Ces résultats issus d’une étude aux Etats-Unis peuvent-ils être extrapolés à la France ? « Nous pensons que les expositions sont en parties les mêmes qu'aux Etats-Unis, mais ne disposons pas de données à si grande échelle en France. Il est possible que les aldéhydes (glutaraldéhyde) soient moins utilisés en France. Concernant le formaldéhyde, il n'est a priori plus utilisé comme désinfectant (en France ou aux Etats-Unis), mais pour la fixation de tissus » répond l’investigatrice.

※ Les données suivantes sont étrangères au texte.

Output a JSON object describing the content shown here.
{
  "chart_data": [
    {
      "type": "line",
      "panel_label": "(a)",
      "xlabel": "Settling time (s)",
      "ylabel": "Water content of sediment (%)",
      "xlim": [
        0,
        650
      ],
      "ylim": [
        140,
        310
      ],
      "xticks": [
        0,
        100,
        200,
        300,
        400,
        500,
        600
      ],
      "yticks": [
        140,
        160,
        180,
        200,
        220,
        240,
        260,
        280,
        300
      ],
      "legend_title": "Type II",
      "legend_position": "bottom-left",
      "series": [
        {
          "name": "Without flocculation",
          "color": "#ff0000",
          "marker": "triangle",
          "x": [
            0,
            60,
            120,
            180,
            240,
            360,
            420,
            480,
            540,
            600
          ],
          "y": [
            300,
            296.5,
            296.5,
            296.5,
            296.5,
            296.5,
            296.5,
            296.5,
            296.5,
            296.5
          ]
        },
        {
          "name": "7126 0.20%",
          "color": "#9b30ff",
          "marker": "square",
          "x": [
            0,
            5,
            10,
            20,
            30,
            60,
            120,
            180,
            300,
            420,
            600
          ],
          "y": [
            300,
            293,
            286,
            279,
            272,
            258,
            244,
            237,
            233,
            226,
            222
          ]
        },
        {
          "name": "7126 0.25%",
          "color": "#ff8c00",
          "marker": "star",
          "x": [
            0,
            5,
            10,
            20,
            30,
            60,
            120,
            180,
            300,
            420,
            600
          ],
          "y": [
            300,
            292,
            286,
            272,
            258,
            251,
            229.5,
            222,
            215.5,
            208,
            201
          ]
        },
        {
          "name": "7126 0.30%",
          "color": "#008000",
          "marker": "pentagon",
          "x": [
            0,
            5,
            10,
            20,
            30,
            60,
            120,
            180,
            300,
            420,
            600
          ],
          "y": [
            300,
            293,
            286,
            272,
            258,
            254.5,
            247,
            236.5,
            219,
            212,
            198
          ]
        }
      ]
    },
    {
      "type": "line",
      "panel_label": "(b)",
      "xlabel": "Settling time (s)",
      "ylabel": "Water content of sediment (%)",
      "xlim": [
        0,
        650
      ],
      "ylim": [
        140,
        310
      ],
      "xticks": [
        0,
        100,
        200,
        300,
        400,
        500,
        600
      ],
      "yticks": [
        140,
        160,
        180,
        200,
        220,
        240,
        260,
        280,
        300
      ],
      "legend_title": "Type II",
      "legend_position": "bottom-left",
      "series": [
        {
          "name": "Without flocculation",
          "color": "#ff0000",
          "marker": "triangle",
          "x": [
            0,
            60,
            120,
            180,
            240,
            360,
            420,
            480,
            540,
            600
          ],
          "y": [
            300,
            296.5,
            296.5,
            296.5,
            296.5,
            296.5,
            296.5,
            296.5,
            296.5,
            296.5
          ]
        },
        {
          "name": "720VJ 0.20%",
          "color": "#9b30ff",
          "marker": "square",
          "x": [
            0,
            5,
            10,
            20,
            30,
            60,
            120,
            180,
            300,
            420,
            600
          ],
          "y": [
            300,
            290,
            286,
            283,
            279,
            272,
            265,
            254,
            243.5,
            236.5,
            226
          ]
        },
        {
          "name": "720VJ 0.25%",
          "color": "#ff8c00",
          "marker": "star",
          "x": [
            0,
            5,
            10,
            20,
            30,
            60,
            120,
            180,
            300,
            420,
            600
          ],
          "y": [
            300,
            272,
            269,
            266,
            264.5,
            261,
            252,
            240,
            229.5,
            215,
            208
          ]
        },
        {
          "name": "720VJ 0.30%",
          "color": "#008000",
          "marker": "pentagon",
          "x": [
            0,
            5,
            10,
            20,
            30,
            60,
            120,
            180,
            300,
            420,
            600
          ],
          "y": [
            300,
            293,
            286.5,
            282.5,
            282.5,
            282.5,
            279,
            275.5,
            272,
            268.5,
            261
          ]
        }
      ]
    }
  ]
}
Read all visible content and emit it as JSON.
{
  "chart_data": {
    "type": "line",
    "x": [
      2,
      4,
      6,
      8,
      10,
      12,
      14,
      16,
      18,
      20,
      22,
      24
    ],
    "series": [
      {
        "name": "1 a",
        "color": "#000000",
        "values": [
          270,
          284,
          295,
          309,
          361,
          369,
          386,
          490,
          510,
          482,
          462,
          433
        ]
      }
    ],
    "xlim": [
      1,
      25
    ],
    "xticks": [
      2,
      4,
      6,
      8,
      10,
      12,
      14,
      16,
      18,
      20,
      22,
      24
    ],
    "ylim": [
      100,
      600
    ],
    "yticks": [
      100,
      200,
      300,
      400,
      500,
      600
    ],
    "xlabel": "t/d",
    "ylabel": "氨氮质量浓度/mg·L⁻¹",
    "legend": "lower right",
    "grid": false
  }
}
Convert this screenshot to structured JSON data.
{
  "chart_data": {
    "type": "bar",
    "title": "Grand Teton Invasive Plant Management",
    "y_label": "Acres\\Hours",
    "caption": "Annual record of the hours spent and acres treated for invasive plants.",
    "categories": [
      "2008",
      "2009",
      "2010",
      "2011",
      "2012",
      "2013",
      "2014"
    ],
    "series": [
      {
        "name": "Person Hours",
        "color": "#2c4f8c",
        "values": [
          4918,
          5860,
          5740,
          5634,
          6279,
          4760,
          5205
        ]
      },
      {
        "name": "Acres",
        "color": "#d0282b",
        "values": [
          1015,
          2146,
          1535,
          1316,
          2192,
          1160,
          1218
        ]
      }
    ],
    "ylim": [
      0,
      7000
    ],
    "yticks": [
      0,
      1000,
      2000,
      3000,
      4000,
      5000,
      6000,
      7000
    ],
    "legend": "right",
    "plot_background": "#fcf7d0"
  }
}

Ces résultats sont bien sûr à reproduire avant d’en tirer les conséquences pour faire des recommandations préventives.
Quel mécanisme ?
Une explication avancée par le Lidwien Smit (université d’Ultecht, Pays-Bas) pour expliquer le lien entre la BPCO et les produits désinfectants est celle d’une modification du microbiome. Le fait d’inhaler des produits qui détruisent fortement les bactéries modifierait l’écologie des voies respiratoires. Quand l’homéostasie bactérienne est rompue, les voies respiratoires réagiraient plus violemment à des pathogènes ou à l’inflammation.